A review by zoet
Young Jane Young by Gabrielle Zevin

5.0

A little out of my normal genre, Young Jane Young was a blast!

Right in the first chapter with Aviva's mother, Rachel Grossman, she is a riot and I'm sitting here thinking, this book is going to be awesome.

"Young Jane Young is about a young woman named Aviva Grossman, who imagines having a brilliant career in politics but instead finds herself disgraced as she slept with her boss. It's about the traps a woman in politics can fall into that her male counterpart never has to consider. A man puts on a suit and a tie and an American flag pin and that's the end of the story.

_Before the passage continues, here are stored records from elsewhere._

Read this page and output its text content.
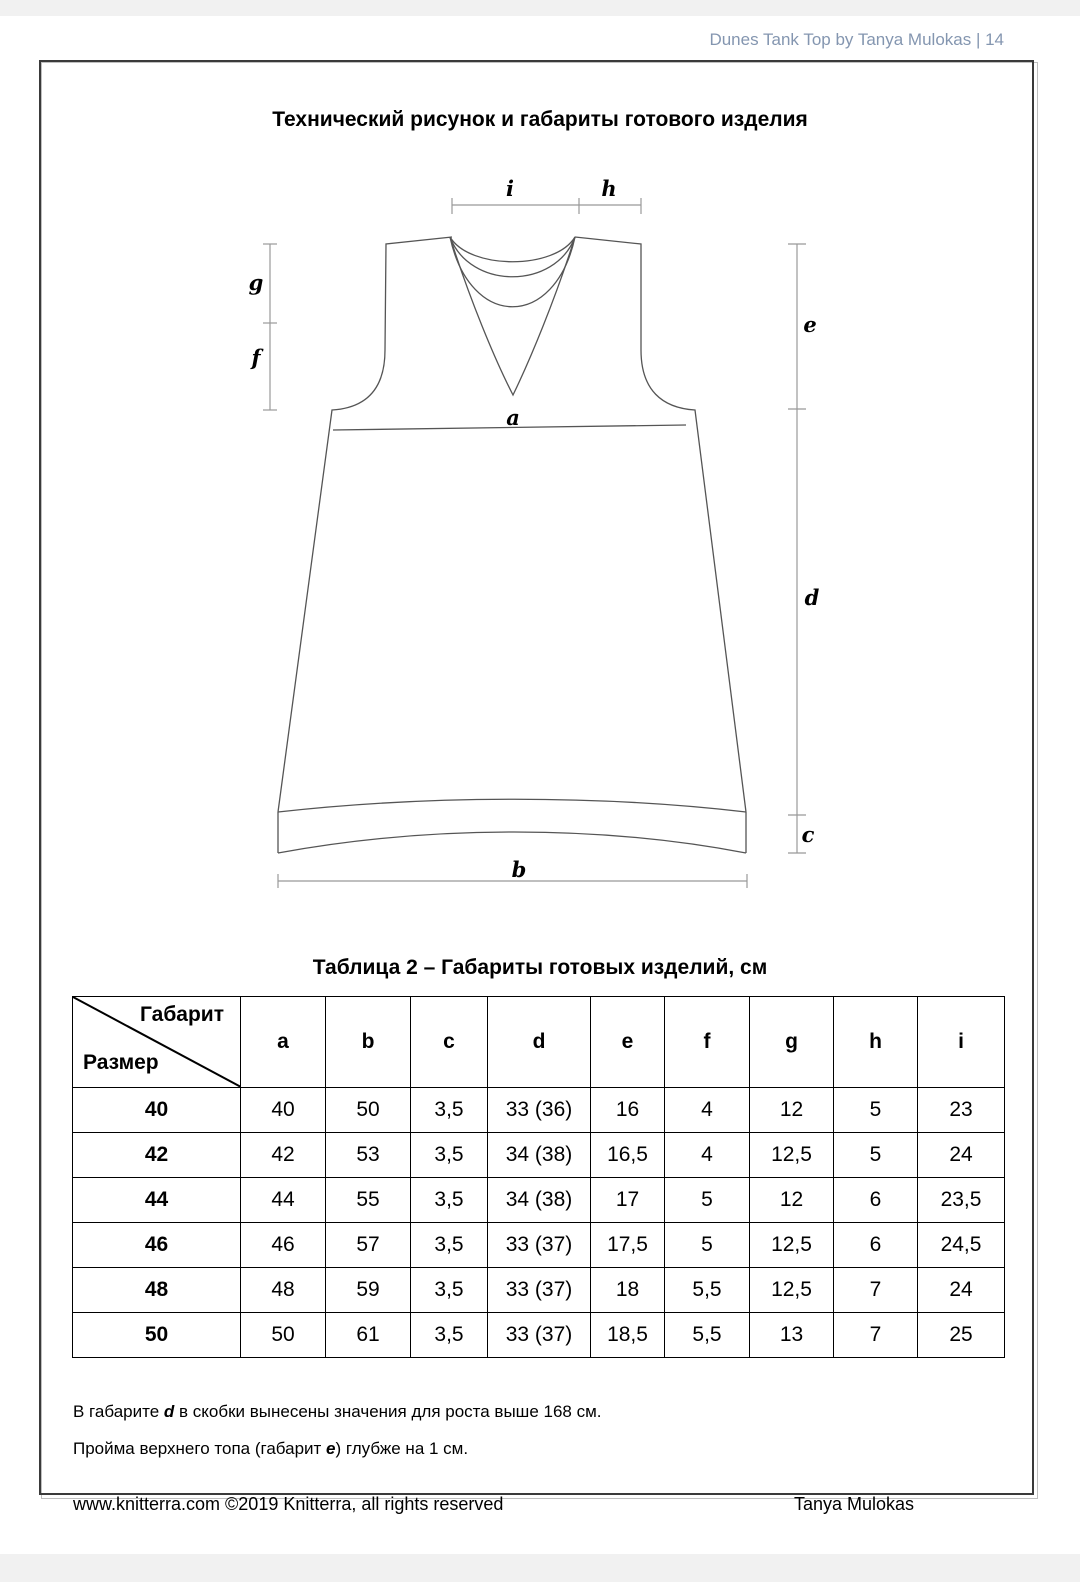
Dunes Tank Top by Tanya Mulokas | 14
Технический рисунок и габариты готового изделия
i	h
g
f
a
e
d
c
b
Таблица 2 – Габариты готовых изделий, см
Габарит
Размер	a	b	c	d	e	f	g	h	i
40	40	50	3,5	33 (36)	16	4	12	5	23
42	42	53	3,5	34 (38)	16,5	4	12,5	5	24
44	44	55	3,5	34 (38)	17	5	12	6	23,5
46	46	57	3,5	33 (37)	17,5	5	12,5	6	24,5
48	48	59	3,5	33 (37)	18	5,5	12,5	7	24
50	50	61	3,5	33 (37)	18,5	5,5	13	7	25
В габарите d в скобки вынесены значения для роста выше 168 см.
Пройма верхнего топа (габарит e) глубже на 1 см.
www.knitterra.com ©2019 Knitterra, all rights reserved	Tanya Mulokas
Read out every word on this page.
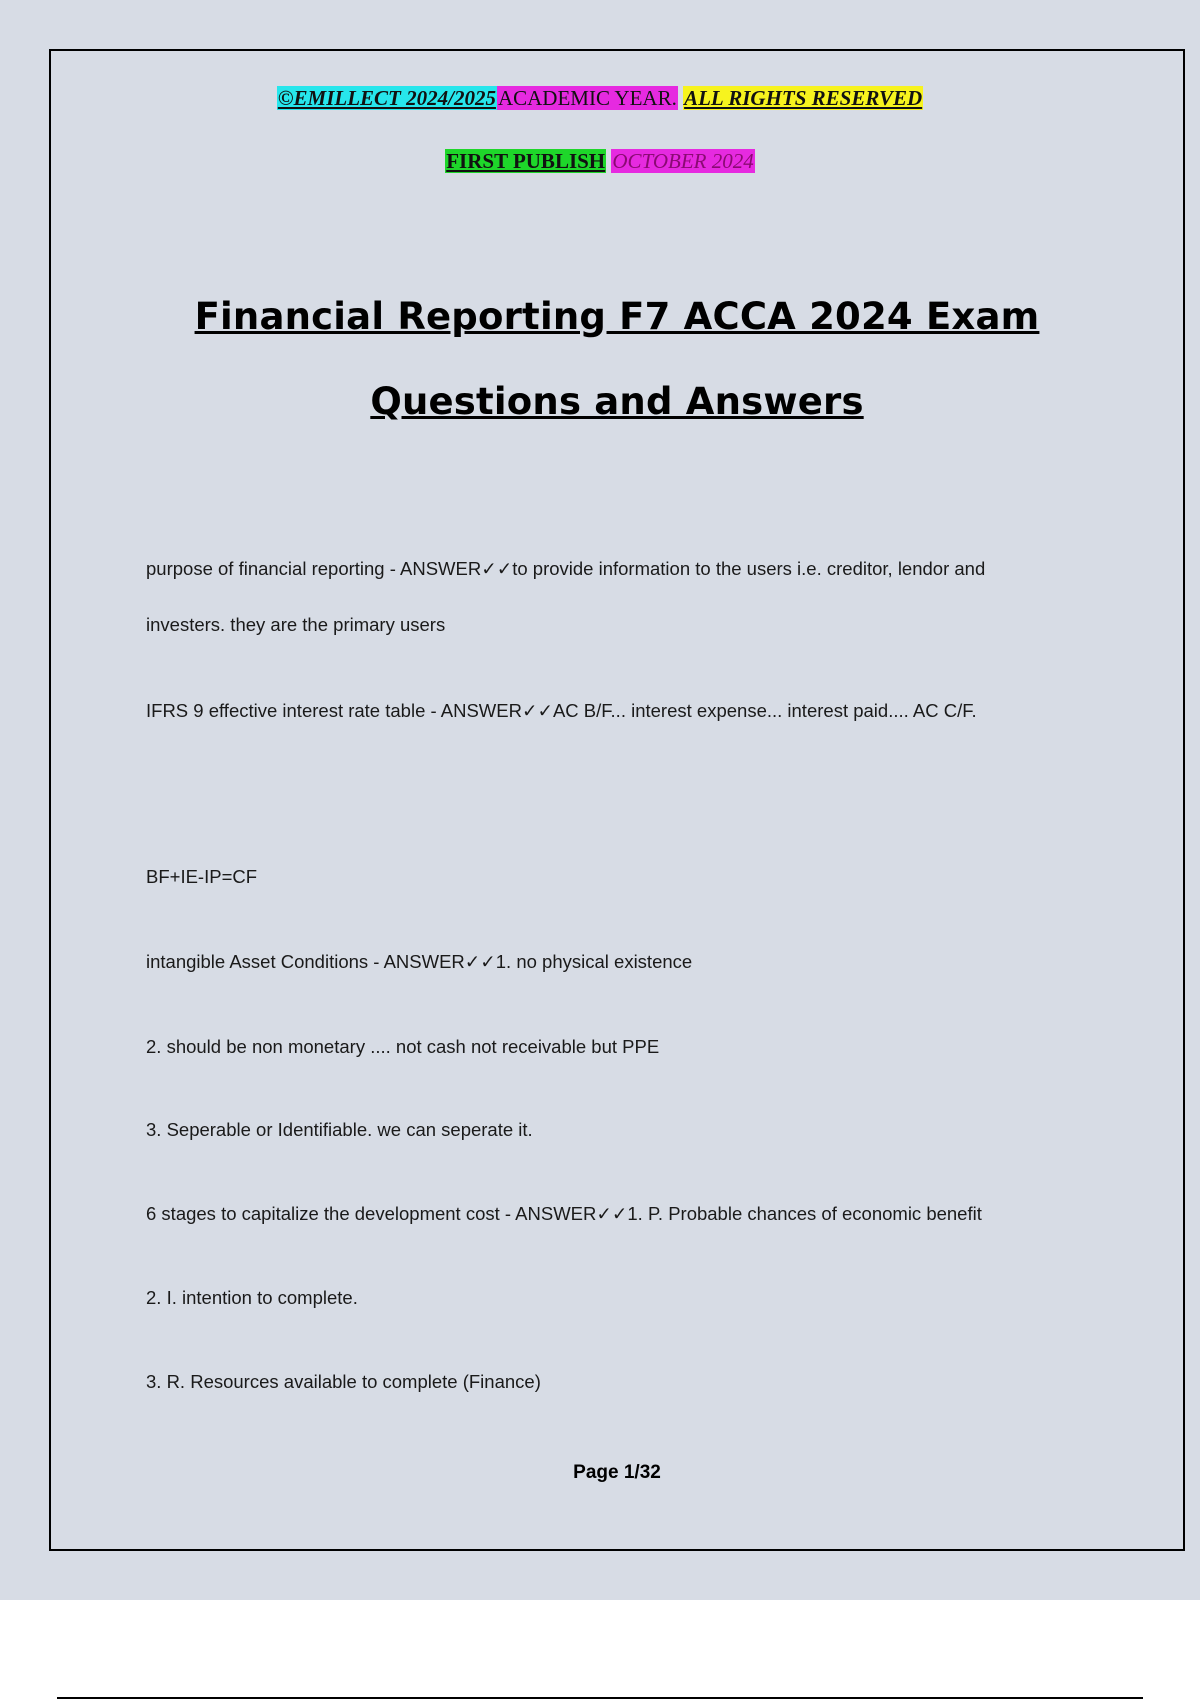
©EMILLECT 2024/2025ACADEMIC YEAR. ALL RIGHTS RESERVED
FIRST PUBLISH OCTOBER 2024
Financial Reporting F7 ACCA 2024 Exam
Questions and Answers
purpose of financial reporting - ANSWER✓✓to provide information to the users i.e. creditor, lendor and
investers. they are the primary users
IFRS 9 effective interest rate table - ANSWER✓✓AC B/F... interest expense... interest paid.... AC C/F.
BF+IE-IP=CF
intangible Asset Conditions - ANSWER✓✓1. no physical existence
2. should be non monetary .... not cash not receivable but PPE
3. Seperable or Identifiable. we can seperate it.
6 stages to capitalize the development cost - ANSWER✓✓1. P. Probable chances of economic benefit
2. I. intention to complete.
3. R. Resources available to complete (Finance)
Page 1/32
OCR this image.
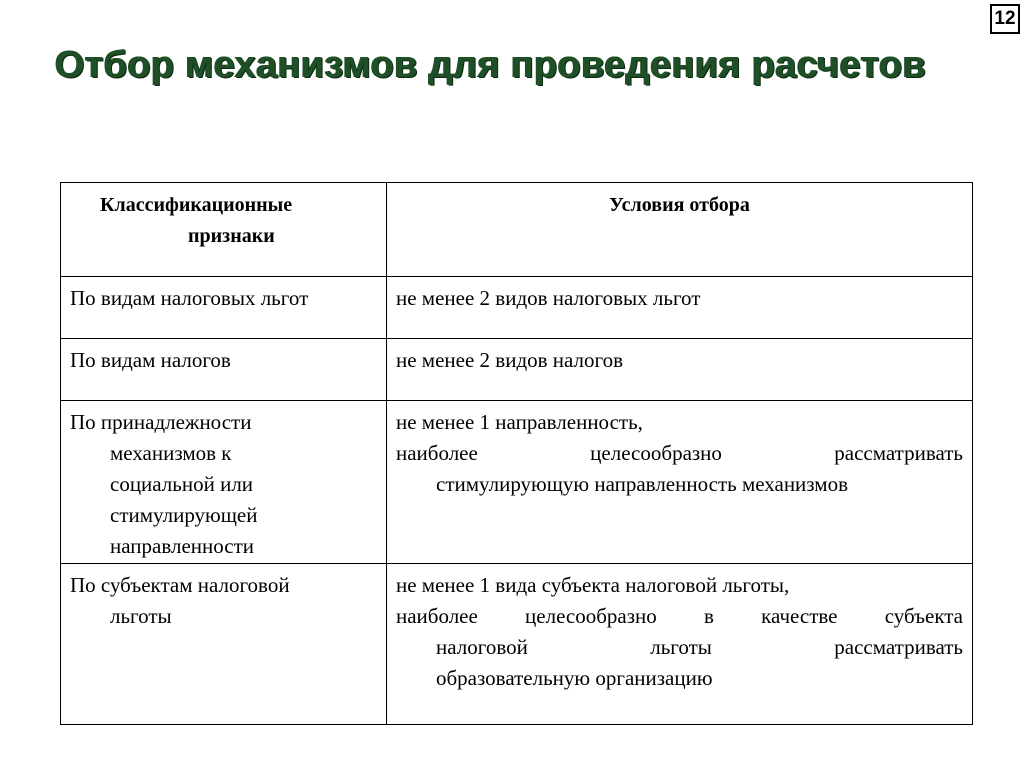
12
Отбор механизмов для проведения расчетов
Классификационные
признаки	Условия отбора

По видам налоговых льгот	не менее 2 видов налоговых льгот

По видам налогов	не менее 2 видов налогов

По принадлежности
механизмов к
социальной или
стимулирующей
направленности	не менее 1 направленность,
наиболее целесообразно рассматривать
стимулирующую направленность механизмов

По субъектам налоговой
льготы	не менее 1 вида субъекта налоговой льготы,
наиболее целесообразно в качестве субъекта
налоговой льготы рассматривать
образовательную организацию
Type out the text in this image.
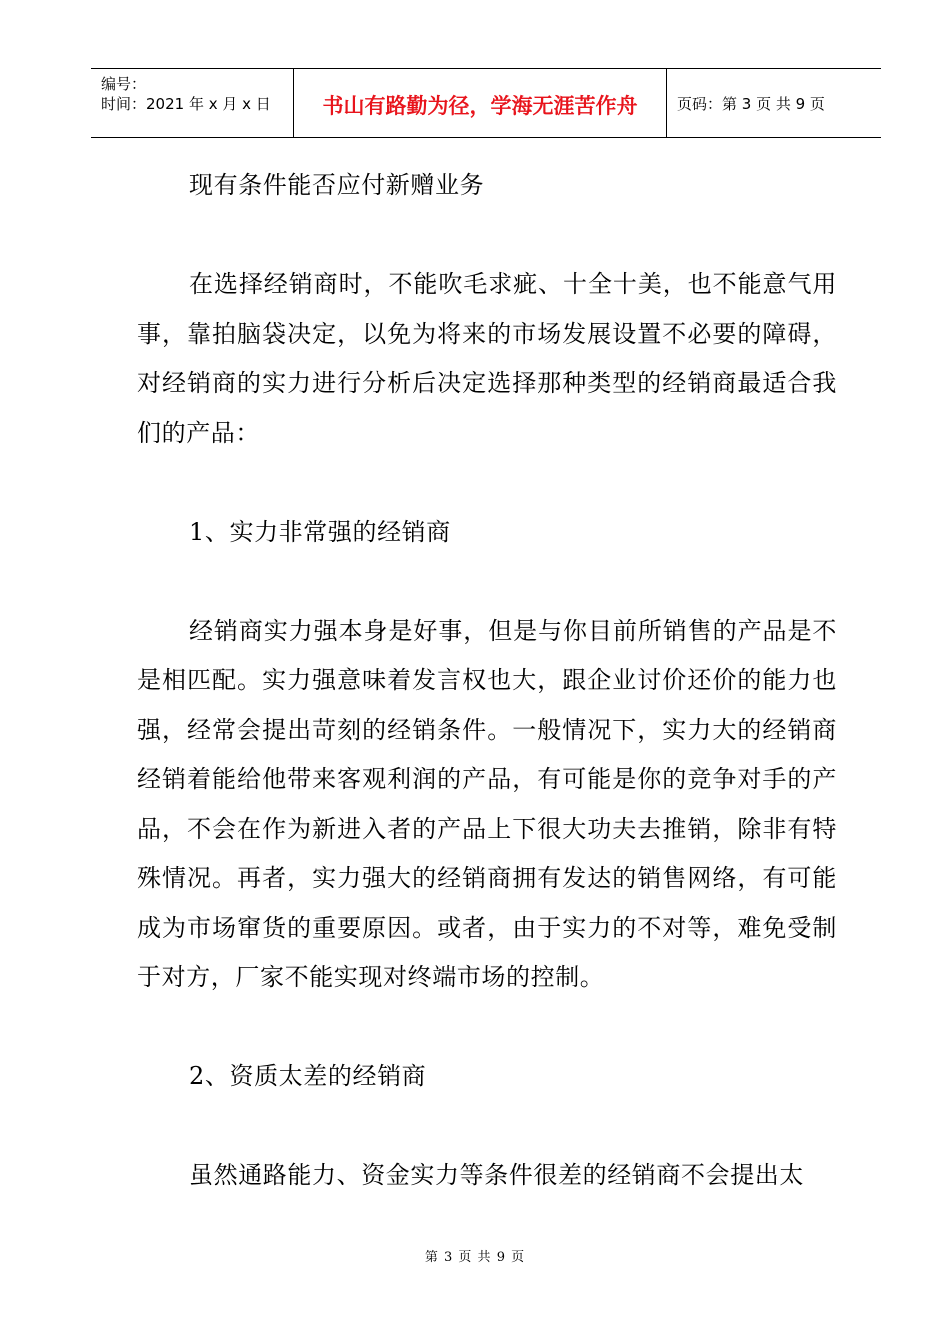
编号：
时间：2021 年 x 月 x 日 书山有路勤为径，学海无涯苦作舟	页码：第 3 页 共 9 页

现有条件能否应付新赠业务

在选择经销商时，不能吹毛求疵、十全十美，也不能意气用事，靠拍脑袋决定，以免为将来的市场发展设置不必要的障碍，对经销商的实力进行分析后决定选择那种类型的经销商最适合我们的产品：

1、实力非常强的经销商

经销商实力强本身是好事，但是与你目前所销售的产品是不是相匹配。实力强意味着发言权也大，跟企业讨价还价的能力也强，经常会提出苛刻的经销条件。一般情况下，实力大的经销商经销着能给他带来客观利润的产品，有可能是你的竞争对手的产品，不会在作为新进入者的产品上下很大功夫去推销，除非有特殊情况。再者，实力强大的经销商拥有发达的销售网络，有可能成为市场窜货的重要原因。或者，由于实力的不对等，难免受制于对方，厂家不能实现对终端市场的控制。

2、资质太差的经销商

虽然通路能力、资金实力等条件很差的经销商不会提出太

第 3 页 共 9 页
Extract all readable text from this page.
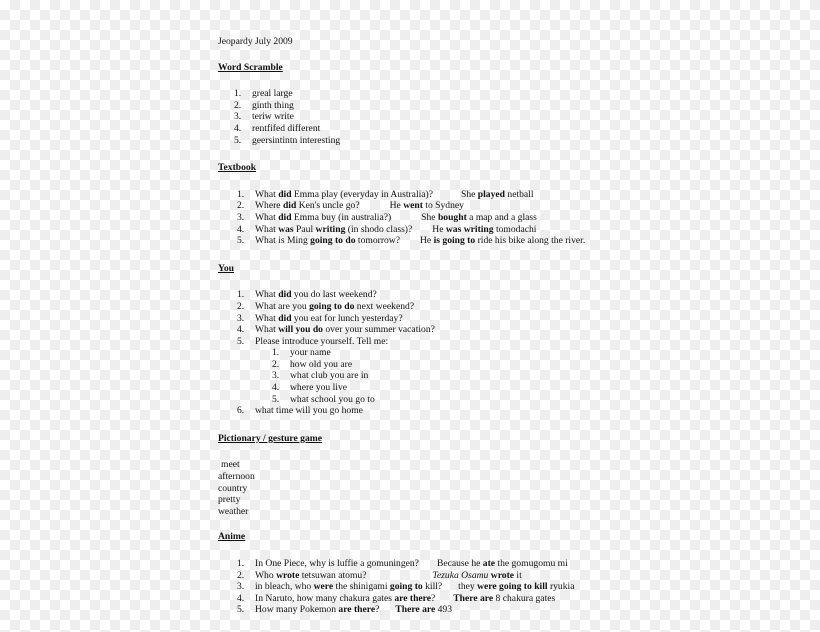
Jeopardy July 2009
Word Scramble
1.	greal large
2.	ginth thing
3.	teriw write
4.	rentfifed different
5.	geersintintn interesting
Textbook
1.	What did Emma play (everyday in Australia)?	She played netball
2.	Where did Ken's uncle go?	He went to Sydney
3.	What did Emma buy (in australia?)	She bought a map and a glass
4.	What was Paul writing (in shodo class)? He was writing tomodachi
5.	What is Ming going to do tomorrow? He is going to ride his bike along the river.
You
1.	What did you do last weekend?
2.	What are you going to do next weekend?
3.	What did you eat for lunch yesterday?
4.	What will you do over your summer vacation?
5.	Please introduce yourself. Tell me:
1.	your name
2.	how old you are
3.	what club you are in
4.	where you live
5.	what school you go to
6.	what time will you go home
Pictionary / gesture game
meet
afternoon
country
pretty
weather
Anime
1.	In One Piece, why is luffie a gomuningen? Because he ate the gomugomu mi
2.	Who wrote tetsuwan atomu?	Tezuka Osamu wrote it
3.	in bleach, who were the shinigami going to kill? they were going to kill ryukia
4.	In Naruto, how many chakura gates are there? There are 8 chakura gates
5.	How many Pokemon are there? There are 493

He is a politician. A female politician's appearance is always a disputed territory, a matter of discussion." (Summary well put in Zevin's after story essay The Suit

The thing I liked most throughout the entire book is how witty, sarcastic, and strong the women are. Each of them to the mothers, to the young women who make mistakes and then become mothers, and then to the mothers who are left to lie in a bed with a husband who lies in several beds--they're all wonderful and wonderfully strong ladies, persistent in their drive to live their own lives.

In a world where a woman's life is marketed by men, critiqued by men, and used as a tool for a man's happiness and fulfilled life, Young Jane Young really highlights that if you are a woman scorned, don't brush the dirt off. Don't wipe the dirt from the wound. Rub it in, pull your shoulders back, and give everyone a big, fat middle finger.